As we discussed in last week’s 5 Minute Friday post, one key aspect to successfully using analytics to drive decision making is being able to tell the story – apply important context to the results to understand what they mean.
Another key consideration is your audience. Your audience should determine what analytics to focus on and how you visualize the results.
Some key questions to consider as you think about how to engage an audience with analytics:
- How does your audience normally consume data? Do they prefer charts and graphs or just the bottom-line numbers? Are they open to a different format from what was used before?
- What questions does your audience typically ask? Do your dashboards support having quick answers or do you currently have to piece it together?
1. Executive Discussion aka “the elevator pitch”
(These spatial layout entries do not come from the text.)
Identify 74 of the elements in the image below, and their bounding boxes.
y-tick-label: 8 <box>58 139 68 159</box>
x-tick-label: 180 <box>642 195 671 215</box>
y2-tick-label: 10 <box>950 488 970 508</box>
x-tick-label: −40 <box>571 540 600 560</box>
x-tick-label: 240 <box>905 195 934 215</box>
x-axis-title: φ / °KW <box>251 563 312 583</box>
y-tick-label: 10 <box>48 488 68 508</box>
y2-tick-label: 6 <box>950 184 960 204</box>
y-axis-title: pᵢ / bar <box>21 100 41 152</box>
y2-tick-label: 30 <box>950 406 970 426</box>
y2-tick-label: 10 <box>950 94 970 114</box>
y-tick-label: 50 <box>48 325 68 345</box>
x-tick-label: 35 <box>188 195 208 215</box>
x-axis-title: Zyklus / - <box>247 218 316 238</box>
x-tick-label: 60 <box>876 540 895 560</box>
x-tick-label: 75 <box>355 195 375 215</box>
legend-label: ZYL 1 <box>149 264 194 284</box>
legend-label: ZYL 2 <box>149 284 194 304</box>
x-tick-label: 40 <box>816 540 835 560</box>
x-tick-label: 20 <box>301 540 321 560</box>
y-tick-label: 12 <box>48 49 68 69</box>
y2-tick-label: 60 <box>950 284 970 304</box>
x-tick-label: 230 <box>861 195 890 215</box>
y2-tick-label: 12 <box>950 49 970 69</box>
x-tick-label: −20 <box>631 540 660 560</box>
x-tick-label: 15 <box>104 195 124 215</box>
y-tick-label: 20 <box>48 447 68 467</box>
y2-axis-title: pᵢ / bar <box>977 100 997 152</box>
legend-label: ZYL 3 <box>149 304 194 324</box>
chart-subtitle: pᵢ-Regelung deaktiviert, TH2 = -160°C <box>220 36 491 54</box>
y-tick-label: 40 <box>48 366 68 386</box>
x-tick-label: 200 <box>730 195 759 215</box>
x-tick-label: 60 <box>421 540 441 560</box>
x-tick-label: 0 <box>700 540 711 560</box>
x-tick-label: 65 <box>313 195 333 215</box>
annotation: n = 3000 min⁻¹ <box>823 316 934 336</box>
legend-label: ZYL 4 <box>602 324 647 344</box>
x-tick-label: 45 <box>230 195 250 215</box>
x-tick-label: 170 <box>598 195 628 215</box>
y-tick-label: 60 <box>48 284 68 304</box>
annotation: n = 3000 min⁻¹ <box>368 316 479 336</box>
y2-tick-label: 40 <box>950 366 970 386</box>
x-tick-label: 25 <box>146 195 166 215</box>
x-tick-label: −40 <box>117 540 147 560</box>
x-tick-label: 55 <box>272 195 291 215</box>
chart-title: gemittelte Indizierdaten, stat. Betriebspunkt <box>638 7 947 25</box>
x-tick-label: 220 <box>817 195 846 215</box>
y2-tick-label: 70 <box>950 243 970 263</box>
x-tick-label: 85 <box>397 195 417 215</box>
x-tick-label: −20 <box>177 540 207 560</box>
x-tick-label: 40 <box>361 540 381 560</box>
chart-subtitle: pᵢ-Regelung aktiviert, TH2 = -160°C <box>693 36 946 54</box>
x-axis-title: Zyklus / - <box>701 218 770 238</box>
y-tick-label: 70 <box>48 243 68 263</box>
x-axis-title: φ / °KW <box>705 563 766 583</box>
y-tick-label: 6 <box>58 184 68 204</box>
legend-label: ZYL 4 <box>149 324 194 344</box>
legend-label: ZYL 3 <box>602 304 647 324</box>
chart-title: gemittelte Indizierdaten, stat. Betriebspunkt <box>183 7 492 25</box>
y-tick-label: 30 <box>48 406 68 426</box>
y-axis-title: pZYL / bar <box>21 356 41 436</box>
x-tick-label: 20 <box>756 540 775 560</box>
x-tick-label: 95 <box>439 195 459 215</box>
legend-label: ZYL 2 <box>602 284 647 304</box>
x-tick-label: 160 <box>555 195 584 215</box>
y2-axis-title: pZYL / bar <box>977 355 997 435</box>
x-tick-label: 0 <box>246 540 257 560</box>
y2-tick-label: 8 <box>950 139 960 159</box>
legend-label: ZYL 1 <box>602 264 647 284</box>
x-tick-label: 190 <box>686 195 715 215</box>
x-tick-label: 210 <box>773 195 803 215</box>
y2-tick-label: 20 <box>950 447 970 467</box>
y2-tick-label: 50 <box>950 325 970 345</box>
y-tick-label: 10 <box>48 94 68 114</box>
Typically a leadership team is looking at HR results in the context of the current business performance and overall business strategy. The focus is on understanding where investments in your people are working to drive the business strategy. This is where a bottom-line approach using a scorecard like the one below is often more impactful than charts and graphs. A scorecard would only contain a small number of metrics – those you have handy for that elevator ride – to give insight to the workforce impact on key business strategies. Key questions to address in an Executive discussion:- How are we doing overall? vs. last month? last quarter? last year? a specific target?
- Are we achieving the results expected for key workforce priorities?
2. Line of Business – How am I doing? How do I compare?
Often an analytics story is told by providing big picture and then drilling into the relevant subset. For the Line of Business (LOB), think about changing the focus – start with just the relevant subset of analytics for that business and then put it in context of the overall company, other parts of the business, or their own targets. We recommend re-packaging analytics that you may already have to support the discussions you are having with the business. This doesn’t mean creating one-off analytics for each group that can be challenging to manage. It is about establishing a LOB template that is focused on the discussions you normally have with that audience. Here are two examples using a template where the numbers are specific to different LOBs -Customer Service and IT.Key questions to consider for your LOB analytics:
- How are we doing on key HR priorities for our LOB – headcount, retention, training etc.?
- Are we hitting our targets? Is it trending better or worse than prior periods?
- How do we compare to other relevant lines of business or company overall?